Unfortunately, there’s more than enough research at this point to know that clean beef is like clean coal: more an oxymoron than a practical solution. Feedlot beef cannot be made greenhouse gas neutral; it can be made less disastrous. As one of the researchers quoted in the article puts it, “We’re looking at mitigation strategies.” But the simple truth is that the only way to mitigate the impact of cattle is to produce and eat fewer cattle. This is as true in 2020 as it was in 1971, when Frances Moore Lappé published the cult classic paean to vegetarianism Diet for a Small Planet in response to the environmental impact of meat production.

Those who consider the broad impacts of food production, like the EAT-Lancet Commission, have concluded that “global food production threatens climate stability and ecosystem resilience and constitutes the single largest driver of environmental degradation and transgression of planetary boundaries.” Crucially, it notes the broader systemic costs that a narrow focus on emissions might miss. As a result, it urges bigger-picture thinking rather than siloed solutionism.

If anything, doubling down on feedlots forecloses some of the most promising strategies for emissions reduction and sequestration. In wonk-speak, it has significant opportunity costs. If land currently used for feed production were reforested (or rewilded) it would dramatically increase planetary biotic carbon-capture capacity.
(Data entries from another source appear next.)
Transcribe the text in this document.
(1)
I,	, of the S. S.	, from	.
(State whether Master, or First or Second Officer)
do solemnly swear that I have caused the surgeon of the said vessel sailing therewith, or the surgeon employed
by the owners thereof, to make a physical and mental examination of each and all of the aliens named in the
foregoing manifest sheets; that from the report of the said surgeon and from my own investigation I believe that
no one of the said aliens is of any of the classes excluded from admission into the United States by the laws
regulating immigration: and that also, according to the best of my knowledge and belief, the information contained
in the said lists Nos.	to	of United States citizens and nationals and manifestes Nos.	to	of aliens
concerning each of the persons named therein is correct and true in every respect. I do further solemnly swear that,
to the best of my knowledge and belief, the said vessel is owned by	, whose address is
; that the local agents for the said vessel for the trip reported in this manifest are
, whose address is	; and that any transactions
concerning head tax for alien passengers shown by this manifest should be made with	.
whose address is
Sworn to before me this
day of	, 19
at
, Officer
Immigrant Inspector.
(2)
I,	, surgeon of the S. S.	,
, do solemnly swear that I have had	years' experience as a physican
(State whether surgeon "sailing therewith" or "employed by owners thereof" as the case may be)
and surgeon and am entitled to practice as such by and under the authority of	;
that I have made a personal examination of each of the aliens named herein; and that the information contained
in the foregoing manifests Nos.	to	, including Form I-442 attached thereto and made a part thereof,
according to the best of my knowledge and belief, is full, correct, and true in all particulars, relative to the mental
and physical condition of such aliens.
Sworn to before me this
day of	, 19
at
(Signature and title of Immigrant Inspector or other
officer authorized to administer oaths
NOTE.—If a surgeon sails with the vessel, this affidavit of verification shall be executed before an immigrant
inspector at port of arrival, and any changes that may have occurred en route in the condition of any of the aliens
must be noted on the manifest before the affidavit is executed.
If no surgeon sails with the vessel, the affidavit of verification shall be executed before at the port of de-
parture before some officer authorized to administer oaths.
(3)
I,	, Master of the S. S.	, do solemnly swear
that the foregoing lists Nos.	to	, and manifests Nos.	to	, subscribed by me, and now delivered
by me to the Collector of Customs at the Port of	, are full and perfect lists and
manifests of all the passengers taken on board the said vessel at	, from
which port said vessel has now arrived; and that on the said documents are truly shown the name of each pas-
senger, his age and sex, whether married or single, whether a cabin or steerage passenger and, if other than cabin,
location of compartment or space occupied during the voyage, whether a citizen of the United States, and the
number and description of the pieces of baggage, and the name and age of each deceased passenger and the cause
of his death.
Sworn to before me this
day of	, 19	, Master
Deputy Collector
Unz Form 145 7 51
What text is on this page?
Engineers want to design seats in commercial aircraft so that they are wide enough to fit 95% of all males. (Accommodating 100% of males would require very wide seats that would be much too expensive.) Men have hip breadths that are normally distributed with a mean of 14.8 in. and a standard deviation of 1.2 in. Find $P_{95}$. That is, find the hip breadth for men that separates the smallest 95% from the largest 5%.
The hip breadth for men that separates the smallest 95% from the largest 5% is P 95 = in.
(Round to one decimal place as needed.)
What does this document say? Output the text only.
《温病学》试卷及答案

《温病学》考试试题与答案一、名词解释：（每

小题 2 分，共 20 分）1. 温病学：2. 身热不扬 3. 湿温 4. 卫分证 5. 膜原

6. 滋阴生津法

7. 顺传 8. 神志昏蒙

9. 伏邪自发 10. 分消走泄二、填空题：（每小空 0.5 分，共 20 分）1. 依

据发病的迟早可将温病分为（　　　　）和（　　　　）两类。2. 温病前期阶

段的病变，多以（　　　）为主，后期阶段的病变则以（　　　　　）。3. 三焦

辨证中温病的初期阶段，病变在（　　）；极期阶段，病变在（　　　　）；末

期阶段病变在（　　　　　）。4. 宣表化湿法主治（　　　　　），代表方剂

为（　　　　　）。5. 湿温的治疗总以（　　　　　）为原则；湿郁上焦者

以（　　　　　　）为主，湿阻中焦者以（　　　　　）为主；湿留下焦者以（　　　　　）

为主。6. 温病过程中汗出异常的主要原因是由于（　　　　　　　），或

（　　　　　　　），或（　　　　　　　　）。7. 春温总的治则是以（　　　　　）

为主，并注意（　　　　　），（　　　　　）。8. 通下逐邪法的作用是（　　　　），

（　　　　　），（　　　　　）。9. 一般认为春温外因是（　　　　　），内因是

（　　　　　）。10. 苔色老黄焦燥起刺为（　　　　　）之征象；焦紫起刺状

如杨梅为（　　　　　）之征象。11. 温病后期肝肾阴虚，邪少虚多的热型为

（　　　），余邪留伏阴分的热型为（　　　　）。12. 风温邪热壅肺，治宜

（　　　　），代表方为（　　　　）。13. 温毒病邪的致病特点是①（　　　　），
Shrinking feedlots would also introduce some exciting political possibilities for land use. In the U.S., land currently dedicated to feed production might be used for sustainable agriculture based on perennial polycultures. Or it could be returned to native peoples from whom it was forcibly taken. Or it could be used to support farmers from communities dispossessed by the Agriculture Department’s long history of racism. All of these ideas have merit, and none of them are possible in a world in which our addiction to beef is sustained.

Reporting on mitigation strategies isn’t necessarily a bad-faith exercise. Sure, the New York Times piece fails to include quotes from critics and refers only in passing to the beef industry’s “windowless slaughterhouses, staffed largely by immigrant workers.” But the broader issue is that a lot of journalism on this topic falls into an all-too-common trap: reducing all environmental politics to greenhouse gas metrics—and hoping against hope that the evil humans wreak upon each other and the world can be engineered away, no soul-searching necessary.